Nisso, o namoro já tinha engatado e Santana comprara para Carminha um apartamento todo mobiliado em Copacabana. Ela nada de ir morar lá.

- Quando ele me ligou e disse que estava indo para o Vasco combinamos de nos encontrar em Copacabana. Daquele dia em diante nunca mais nos separamos.

As interrupções, no máximo, foram por causas sérias, mas nada nobres. Como na Guerra do Golfo, quando Santana trabalhou no Kwait. Ela não se adaptou muito ao Oriente Médio. Quando o Iraque invadiu o país onde Pai trabalhava, ele estava na Espanha, em excursão, e nem voltou para a casa.

- A nossa janela era de frente para o quartel. Aquilo tudo lá foi bombardeado – contou ela, que se divertiu ao lembrar como os árabes também o reverenciavam – Era impressionante, ele fazia igualzinho aqui, beijava a bandeira, se ajoelhava: ‘Santana, Santana’ – cantou Dona Carmen, tentando fazer um sotaque árabe.
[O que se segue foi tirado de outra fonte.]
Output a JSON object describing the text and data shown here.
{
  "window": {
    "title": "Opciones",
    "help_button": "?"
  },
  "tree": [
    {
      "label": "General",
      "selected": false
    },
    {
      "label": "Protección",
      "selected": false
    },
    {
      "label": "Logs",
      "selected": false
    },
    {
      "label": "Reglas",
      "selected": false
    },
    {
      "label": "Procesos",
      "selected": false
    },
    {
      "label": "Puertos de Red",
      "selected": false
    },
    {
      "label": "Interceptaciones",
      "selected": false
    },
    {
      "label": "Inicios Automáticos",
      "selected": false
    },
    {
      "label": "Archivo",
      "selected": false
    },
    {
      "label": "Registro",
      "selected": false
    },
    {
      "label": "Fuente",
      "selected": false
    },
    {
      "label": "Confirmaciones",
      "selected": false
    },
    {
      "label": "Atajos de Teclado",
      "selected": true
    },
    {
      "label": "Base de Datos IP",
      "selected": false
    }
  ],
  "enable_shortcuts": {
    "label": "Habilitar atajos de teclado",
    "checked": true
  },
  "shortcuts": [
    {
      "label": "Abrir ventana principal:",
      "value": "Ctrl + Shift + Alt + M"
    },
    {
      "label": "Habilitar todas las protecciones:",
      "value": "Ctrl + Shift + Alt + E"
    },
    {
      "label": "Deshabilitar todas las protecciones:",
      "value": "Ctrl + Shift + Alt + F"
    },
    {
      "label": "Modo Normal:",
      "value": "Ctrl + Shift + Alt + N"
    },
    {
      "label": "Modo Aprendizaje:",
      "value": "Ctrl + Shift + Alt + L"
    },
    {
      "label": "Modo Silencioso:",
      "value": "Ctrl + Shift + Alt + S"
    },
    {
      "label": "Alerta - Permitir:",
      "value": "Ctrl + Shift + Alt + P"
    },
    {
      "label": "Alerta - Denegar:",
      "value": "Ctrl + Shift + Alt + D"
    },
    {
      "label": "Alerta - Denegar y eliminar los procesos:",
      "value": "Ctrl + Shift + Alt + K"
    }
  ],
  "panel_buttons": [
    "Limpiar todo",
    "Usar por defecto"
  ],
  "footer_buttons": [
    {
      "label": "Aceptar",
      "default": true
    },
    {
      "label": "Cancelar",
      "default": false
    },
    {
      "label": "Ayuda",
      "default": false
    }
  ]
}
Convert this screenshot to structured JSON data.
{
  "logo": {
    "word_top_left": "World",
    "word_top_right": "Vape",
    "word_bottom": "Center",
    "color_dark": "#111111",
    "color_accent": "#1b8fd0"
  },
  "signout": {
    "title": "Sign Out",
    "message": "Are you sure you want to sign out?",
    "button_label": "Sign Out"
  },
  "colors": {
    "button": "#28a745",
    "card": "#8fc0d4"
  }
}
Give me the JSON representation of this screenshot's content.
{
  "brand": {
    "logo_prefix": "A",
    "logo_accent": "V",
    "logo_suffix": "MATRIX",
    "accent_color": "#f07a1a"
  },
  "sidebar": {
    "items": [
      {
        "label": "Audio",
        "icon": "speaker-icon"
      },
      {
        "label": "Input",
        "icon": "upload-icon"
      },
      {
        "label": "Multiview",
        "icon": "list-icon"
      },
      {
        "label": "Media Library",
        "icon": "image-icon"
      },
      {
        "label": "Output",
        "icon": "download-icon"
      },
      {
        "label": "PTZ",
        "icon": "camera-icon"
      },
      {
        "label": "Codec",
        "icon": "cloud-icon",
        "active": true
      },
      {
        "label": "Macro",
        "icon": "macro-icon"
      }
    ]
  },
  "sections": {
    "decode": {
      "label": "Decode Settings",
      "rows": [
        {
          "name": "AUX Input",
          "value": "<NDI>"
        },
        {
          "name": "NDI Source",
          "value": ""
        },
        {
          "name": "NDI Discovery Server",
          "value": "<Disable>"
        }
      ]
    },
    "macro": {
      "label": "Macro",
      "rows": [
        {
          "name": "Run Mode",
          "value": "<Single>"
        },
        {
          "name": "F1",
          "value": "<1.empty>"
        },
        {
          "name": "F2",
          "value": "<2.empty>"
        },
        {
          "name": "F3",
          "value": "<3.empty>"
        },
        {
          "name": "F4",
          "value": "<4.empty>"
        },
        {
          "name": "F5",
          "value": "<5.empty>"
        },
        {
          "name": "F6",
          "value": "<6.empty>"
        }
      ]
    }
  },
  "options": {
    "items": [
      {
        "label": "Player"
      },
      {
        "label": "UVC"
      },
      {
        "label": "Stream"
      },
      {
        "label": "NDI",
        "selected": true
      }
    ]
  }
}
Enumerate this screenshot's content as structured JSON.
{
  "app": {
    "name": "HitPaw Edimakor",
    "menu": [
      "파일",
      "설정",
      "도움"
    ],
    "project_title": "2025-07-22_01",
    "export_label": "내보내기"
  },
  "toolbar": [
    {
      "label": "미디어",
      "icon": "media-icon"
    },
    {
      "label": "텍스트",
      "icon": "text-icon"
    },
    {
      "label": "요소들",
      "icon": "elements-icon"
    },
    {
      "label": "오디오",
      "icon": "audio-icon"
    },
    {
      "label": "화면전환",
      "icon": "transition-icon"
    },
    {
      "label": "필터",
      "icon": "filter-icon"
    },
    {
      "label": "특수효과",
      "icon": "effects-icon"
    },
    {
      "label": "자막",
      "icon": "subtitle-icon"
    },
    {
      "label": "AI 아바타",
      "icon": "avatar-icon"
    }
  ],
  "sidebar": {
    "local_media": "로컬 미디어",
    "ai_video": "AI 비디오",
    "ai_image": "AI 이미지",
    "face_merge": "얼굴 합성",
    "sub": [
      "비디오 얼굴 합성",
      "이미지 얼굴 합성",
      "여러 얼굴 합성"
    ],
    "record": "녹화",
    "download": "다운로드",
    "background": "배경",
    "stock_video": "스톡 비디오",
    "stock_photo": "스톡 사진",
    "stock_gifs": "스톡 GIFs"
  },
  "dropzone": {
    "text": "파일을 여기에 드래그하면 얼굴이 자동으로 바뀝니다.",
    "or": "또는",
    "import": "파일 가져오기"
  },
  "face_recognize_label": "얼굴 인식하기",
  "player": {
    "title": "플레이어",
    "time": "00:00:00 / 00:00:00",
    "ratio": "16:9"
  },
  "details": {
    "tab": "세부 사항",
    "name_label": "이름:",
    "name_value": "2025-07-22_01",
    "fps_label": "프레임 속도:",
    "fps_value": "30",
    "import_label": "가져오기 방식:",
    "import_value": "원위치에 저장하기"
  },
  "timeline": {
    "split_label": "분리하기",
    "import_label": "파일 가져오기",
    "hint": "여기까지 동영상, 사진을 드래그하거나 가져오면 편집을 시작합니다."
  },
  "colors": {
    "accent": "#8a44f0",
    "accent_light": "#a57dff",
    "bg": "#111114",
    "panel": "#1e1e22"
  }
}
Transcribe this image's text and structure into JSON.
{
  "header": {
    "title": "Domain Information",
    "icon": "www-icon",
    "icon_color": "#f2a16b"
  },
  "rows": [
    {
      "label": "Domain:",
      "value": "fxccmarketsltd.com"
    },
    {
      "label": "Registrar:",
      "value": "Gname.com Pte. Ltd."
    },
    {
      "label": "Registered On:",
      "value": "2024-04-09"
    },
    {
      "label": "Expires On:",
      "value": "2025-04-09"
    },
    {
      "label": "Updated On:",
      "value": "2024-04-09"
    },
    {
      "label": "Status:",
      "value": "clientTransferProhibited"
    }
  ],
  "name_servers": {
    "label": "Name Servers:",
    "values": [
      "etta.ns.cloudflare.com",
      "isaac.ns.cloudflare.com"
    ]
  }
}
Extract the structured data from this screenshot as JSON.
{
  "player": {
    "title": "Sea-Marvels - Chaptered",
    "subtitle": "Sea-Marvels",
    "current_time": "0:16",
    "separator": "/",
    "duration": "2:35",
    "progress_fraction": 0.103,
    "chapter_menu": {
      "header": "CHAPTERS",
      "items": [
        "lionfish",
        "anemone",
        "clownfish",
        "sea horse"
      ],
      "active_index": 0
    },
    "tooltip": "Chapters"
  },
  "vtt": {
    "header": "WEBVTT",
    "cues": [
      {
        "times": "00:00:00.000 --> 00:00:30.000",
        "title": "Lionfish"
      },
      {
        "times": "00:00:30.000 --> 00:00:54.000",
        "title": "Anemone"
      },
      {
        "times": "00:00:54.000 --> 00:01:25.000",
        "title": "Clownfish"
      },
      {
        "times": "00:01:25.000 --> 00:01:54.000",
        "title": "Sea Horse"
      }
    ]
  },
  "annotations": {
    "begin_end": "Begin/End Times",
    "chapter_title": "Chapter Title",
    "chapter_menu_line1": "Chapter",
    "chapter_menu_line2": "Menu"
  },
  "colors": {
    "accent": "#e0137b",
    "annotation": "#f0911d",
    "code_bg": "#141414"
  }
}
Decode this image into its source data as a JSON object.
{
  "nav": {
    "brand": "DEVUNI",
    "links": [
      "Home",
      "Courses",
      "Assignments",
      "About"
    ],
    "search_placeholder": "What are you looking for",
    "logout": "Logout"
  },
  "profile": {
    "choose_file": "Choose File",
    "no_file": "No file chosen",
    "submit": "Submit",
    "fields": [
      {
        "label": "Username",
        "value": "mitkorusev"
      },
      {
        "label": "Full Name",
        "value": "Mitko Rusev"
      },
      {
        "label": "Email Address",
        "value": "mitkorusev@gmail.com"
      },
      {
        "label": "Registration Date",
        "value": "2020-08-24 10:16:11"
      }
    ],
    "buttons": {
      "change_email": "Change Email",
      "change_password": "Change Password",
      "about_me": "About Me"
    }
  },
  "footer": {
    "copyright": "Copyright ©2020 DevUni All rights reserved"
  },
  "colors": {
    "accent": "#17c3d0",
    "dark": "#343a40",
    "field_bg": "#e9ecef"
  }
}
No último mês de internação, o danadinho do Pai (“era cheio de graça com a minha irmã, se conhecesse ela antes eu estava lascada”) tinha pouca saúde. Quando o Vasco foi campeão da Copa do Brasil, cerrou os punhos, vibrou discretamente. Carminha disse que ele às vezes nem queria mais ver os gols do time, que sentia muita falta do dia a dia do clube, onde chegou em 1953. No hospital, Dona Carmem ainda brincava com ele.

- Ainda ontem (véspera da morte), a enfermeira deu banho nele, aí mexi com Santana: ‘Já está de paquera, né, olha que ainda sou ciumenta.’ Por incrível que pareça ele deu um sorriso no canto da boca – lembrou, com carinho e emoção. Era o pouco que ele conseguia fazer. O AVC de 2006 deixou Pai na cadeira de rodas e já com nível de consciência bem baixo.

Dona Carmem lembrou que queria levar o Pai para algum jogo, mas tinha medo do sol, tinha preocupação normal com a saúde já debilitada do marido, temia a chuva.

- E foi logo uma pneumonia que levou ele. O me deixou para morrer é que ele tinha melhorado. Não esperava que ele fosse ficar bom, mas imaginei que ele fosse morrer em casa, sair do hospital. Por ele, morria no campo. Ele sempre disse: ‘Quero morrer no campo.’

Não preciso nem dizer que o Pai, que voltou do Oriente Médio muçulmano, rezou como um deles e desistiu depois de duas derrotas do Vasco (“esse negócio deles só serve lá, vou voltar para a macumba”) ficou na memória de todo garoto, que nem eu, que entrou em São Januário, que viu no Maracanã, aquele senhor negro, todo de branco, ajoelhar e beijar a bandeira do Vasco. Não preciso nem dizer que Pai é mais um símbolo imortal do Vasco.


Uma funcionária do Vasco chora na despedida do Pai. Foto de Raquel Vieira.